3. D’autre part, aux termes de l’article 99 du code général des impôts, dans sa rédaction alors applicable : « Les contribuables soumis obligatoirement au régime de la déclaration contrôlée ou qui désirent être imposés d’après ce régime sont tenus d’avoir un livre‑journal servi au jour le jour et présentant le détail de leurs recettes et de leurs dépenses professionnelles. / Le livre‑journal tenu par les contribuables non‑adhérents d’une association de gestion agréée comporte, quelle que soit la profession exercée, l’identité déclarée par le client ainsi que le montant, la date et la forme du versement des honoraires (…) ». Aux termes de l’article L. 13‑0 A du livre des procédures fiscales : « Les agents de l’administration des impôts peuvent demander toutes informations relatives au montant, à la date et à la forme des versements afférents aux recettes de toute nature perçues par les personnes dépositaires du secret professionnel en vertu des dispositions de l’article 226‑13 du code pénal. Ils ne peuvent demander de renseignements sur la nature des prestations fournies par ces personnes ».

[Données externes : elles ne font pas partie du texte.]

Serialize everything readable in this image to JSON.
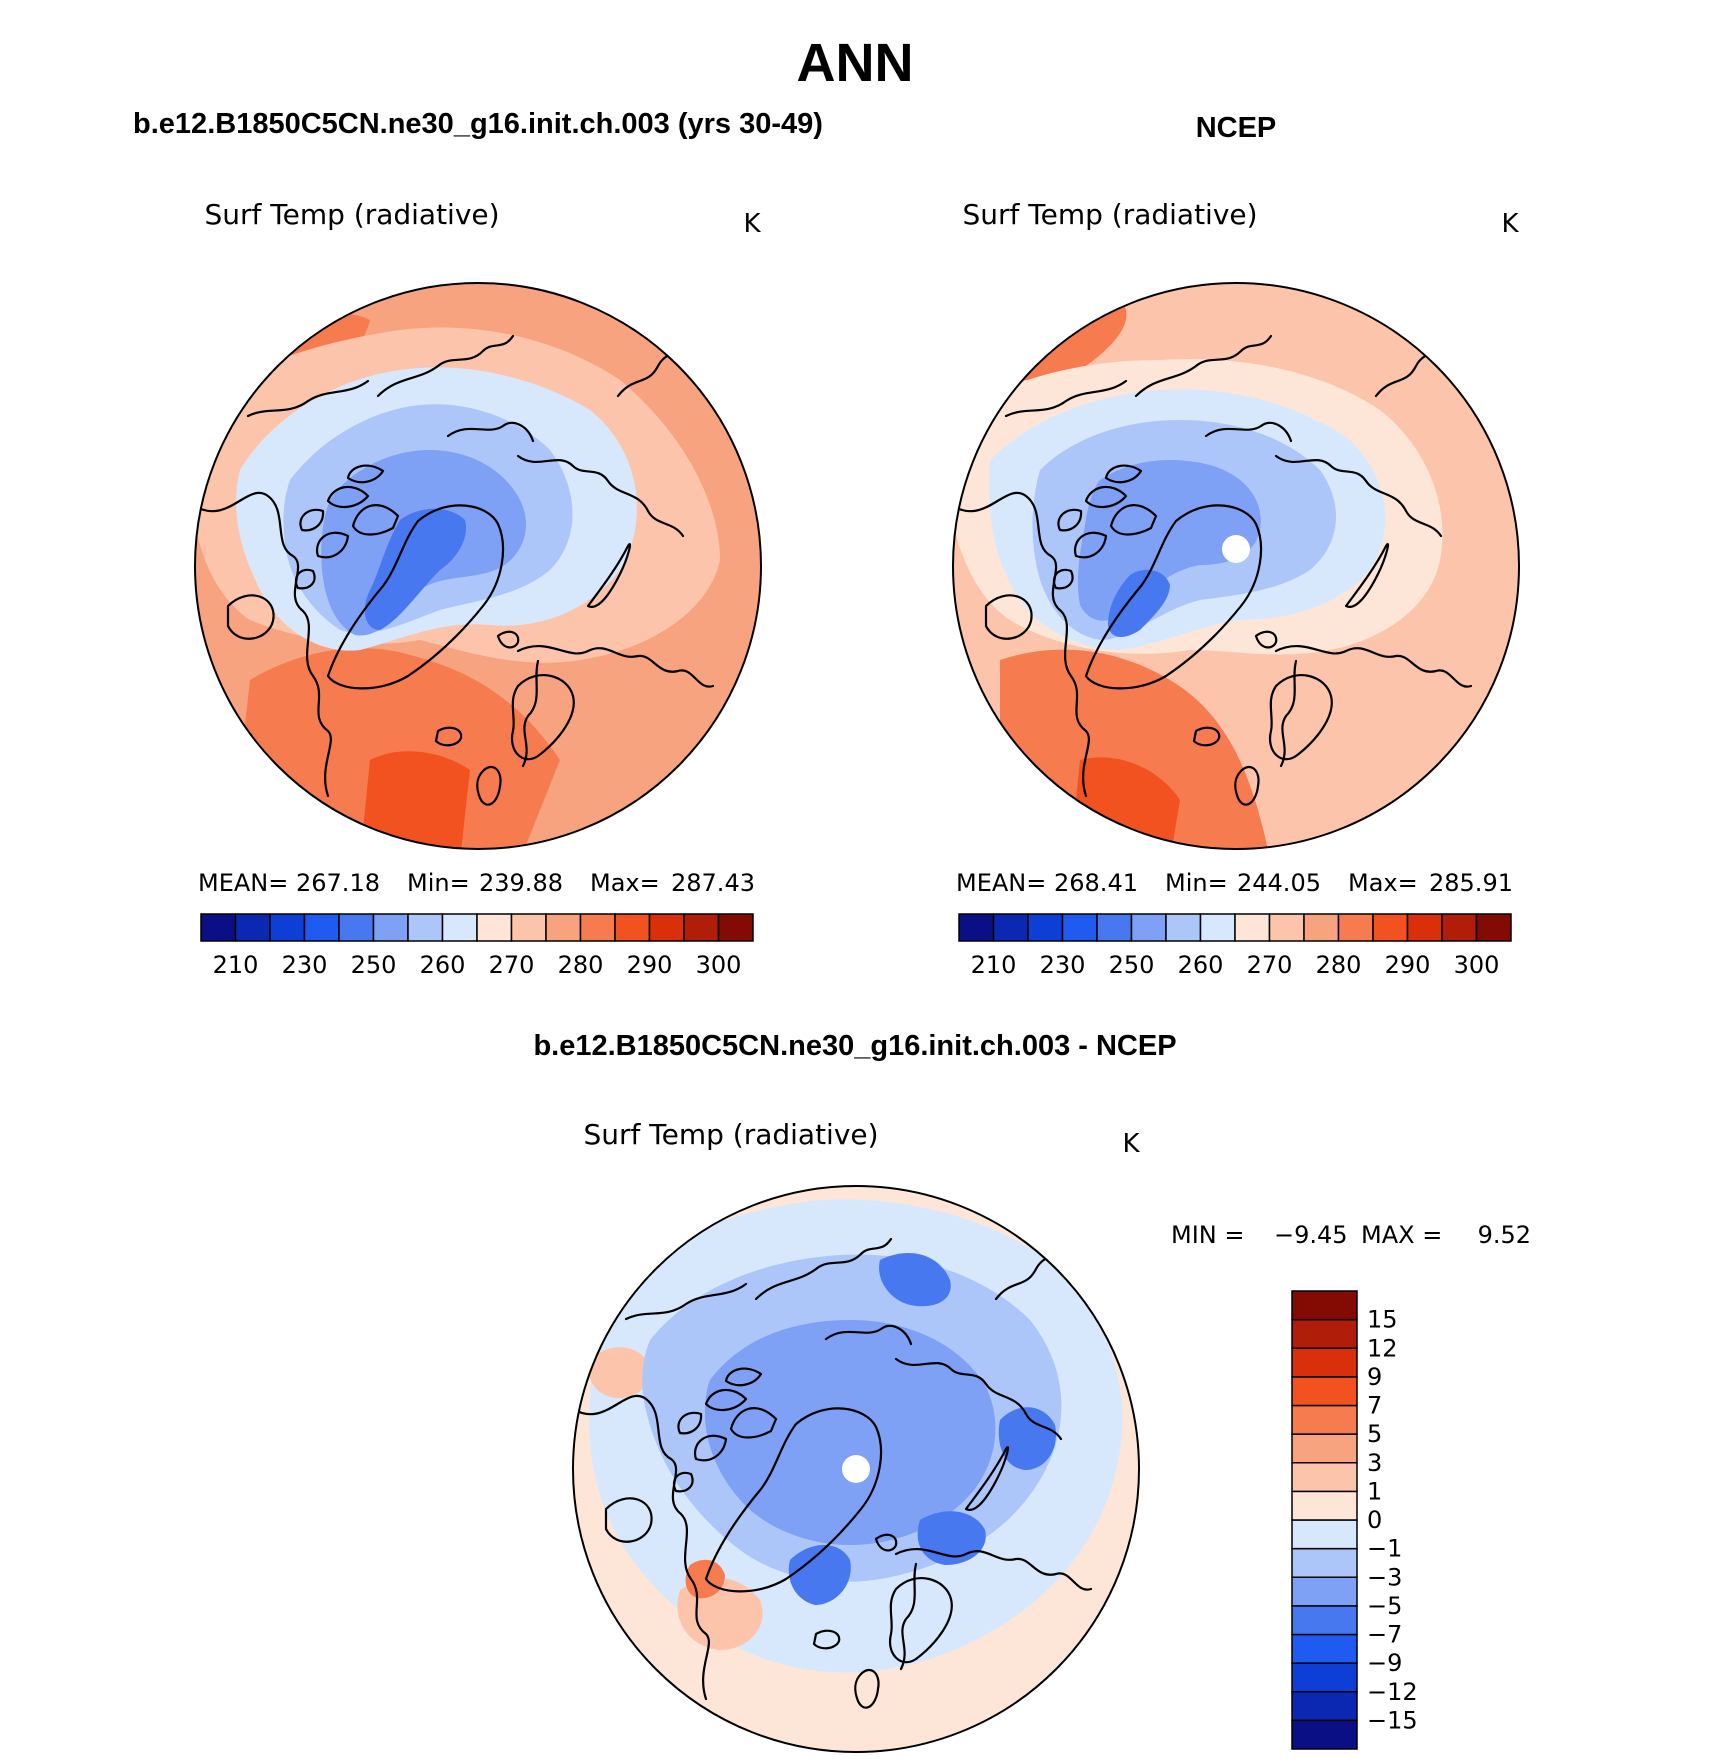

4. Les dispositions des articles 99 et 1649 quater G du code général des impôts imposent aux membres des professions dépositaires d’un secret professionnel en vertu de l’article 226-13 du code pénal d’indiquer sur leurs documents comptables, outre le montant, la date et la forme du versement des honoraires, l’identité du client. Il résulte, d’autre part, des dispositions de l’article L. 13-0-A du livre des procédures fiscales, que le législateur a entendu délimiter strictement le champ des informations que l’administration fiscale est susceptible de demander à ces professionnels. Ces dispositions ne font pas obstacle à ce que l’administration prenne connaissance, pendant les opérations de contrôle, de factures établies par un avocat pour des prestations destinées à des clients nommément désignés, dès lors que ces documents ne comportent aucune indication, même sommaire, sur la nature des prestations fournies à ces clients. Elles font, en revanche, obstacle à ce que le vérificateur procède à des demandes complémentaires relatives à l’identité des clients concernés ou cherche à obtenir des renseignements sur la nature des prestations fournies.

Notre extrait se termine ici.